Los Angeles Times (Sunday)

Amazon workers due back in office three days a week

- By Matt Day Day writes for Bloomberg.

Amazon.com is asking employees to work from the office at least three days a week, scrapping a prior policy that left such decisions to senior managers.

The mandate takes effect May 1, Chief Executive Andy Jassy said in a memo posted on Amazon’s corporate blog. Jassy said there would be exceptions, including for some sales and customer support jobs, “but that will be a small minority.”

“Teams tend to be better connected to one another when they see each other in person more frequently,” Jassy said. “There is something about being face-toface with somebody, looking them in the eye and seeing they’re fully immersed in whatever you’re discussing that bonds people together.”

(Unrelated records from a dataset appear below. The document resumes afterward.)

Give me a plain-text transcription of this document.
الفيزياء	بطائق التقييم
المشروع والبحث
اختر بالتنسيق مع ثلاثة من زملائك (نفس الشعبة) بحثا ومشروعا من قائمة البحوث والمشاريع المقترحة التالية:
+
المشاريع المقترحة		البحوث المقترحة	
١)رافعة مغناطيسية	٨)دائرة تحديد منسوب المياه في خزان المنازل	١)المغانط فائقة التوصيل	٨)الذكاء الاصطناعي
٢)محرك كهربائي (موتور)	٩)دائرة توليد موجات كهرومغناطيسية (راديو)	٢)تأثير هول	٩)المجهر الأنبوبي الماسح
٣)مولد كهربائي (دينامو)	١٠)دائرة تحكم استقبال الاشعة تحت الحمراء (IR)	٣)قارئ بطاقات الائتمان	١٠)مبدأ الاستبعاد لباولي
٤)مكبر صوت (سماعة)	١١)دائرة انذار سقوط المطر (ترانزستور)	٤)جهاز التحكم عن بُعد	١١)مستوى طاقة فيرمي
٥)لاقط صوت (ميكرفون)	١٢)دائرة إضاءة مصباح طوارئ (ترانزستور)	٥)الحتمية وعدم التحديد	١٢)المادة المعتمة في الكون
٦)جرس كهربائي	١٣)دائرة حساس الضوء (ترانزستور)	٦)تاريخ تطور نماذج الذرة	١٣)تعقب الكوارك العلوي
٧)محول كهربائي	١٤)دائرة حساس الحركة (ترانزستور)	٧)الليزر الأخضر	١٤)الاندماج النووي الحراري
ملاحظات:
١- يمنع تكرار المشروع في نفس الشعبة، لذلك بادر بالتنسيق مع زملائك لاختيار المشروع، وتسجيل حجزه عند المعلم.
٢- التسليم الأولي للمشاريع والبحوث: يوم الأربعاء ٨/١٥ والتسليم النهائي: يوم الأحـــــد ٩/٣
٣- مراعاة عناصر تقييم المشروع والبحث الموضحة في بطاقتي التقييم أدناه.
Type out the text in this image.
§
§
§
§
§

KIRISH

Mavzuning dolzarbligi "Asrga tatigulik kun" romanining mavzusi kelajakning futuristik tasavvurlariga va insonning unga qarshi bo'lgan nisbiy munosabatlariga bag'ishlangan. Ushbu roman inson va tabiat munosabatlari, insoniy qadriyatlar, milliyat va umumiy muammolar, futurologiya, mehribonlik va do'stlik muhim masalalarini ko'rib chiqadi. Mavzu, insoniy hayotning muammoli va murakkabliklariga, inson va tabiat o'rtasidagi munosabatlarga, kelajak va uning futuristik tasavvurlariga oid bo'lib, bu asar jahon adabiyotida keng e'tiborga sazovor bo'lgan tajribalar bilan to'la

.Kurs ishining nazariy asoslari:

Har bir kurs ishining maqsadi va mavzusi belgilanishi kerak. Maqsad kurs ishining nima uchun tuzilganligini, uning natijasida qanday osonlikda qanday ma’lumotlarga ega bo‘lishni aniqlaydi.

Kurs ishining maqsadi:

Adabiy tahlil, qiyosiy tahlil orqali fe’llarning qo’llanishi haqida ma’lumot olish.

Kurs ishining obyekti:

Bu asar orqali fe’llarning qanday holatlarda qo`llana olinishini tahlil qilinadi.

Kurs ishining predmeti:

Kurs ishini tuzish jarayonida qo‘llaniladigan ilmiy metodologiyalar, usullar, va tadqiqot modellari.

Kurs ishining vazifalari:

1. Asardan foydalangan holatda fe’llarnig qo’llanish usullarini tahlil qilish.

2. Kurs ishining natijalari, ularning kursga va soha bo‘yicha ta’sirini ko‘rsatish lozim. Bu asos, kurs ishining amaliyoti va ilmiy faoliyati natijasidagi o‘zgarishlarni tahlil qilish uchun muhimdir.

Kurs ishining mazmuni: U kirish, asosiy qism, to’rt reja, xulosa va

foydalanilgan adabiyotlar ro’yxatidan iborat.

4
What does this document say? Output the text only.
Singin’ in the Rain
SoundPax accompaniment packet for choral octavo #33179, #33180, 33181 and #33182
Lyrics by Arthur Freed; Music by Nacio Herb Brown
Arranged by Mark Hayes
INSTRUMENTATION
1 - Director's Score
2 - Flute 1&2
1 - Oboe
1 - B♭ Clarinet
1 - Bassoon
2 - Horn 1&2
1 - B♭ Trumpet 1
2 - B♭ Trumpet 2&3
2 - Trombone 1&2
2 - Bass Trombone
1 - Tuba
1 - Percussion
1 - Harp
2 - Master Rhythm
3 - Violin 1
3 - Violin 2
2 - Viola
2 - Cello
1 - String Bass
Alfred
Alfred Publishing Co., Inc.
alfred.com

In asking employees to report to the office more frequently, Amazon, the second-largest private U.S. employer (after Walmart) joins the ranks of companies that are rolling back some of the work-from-anywhere flexibilit­y offered during the pandemic. Apple, Alphabet and Microsoft now all require employees to work in the office a minimum number of days.

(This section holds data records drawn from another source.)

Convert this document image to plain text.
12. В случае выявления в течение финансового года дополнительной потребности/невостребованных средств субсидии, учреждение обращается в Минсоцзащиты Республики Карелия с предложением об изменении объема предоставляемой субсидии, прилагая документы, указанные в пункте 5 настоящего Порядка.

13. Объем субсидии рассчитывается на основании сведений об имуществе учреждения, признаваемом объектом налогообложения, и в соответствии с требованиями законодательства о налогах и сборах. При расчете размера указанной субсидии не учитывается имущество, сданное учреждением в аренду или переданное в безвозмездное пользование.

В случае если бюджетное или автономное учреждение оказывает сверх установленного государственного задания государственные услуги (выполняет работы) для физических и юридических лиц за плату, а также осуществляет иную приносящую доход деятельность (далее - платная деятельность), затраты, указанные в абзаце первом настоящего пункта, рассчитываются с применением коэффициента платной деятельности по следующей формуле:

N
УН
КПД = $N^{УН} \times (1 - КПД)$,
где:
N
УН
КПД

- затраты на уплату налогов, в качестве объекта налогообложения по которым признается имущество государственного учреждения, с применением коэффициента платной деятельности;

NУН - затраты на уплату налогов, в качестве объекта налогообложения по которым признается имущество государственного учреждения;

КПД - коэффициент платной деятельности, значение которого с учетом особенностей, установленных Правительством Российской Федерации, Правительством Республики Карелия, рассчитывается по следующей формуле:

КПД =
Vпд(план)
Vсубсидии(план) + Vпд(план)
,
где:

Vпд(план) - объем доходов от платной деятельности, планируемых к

Amazon in October 2021 said managers could decide how frequently employees need to be in the office.

Attendance has been uneven since, employees say. The headquarte­rs in downtown Seattle is bustling on some days and a ghost town on others. Some employees, especially those on dispersed teams, have been working in the office a couple of days a week; others have barely come in at all. An Amazon spokespers­on declined to provide details on how many employees are going to the office.

Getting a significan­t number of personnel to return could boost the commercial districts around Amazon locations. Outside of downtown Seattle, where Amazon is by far the largest employer, the company is a major office tenant in the L.A. and San Francisco areas, New York and Austin, Texas, among other cities.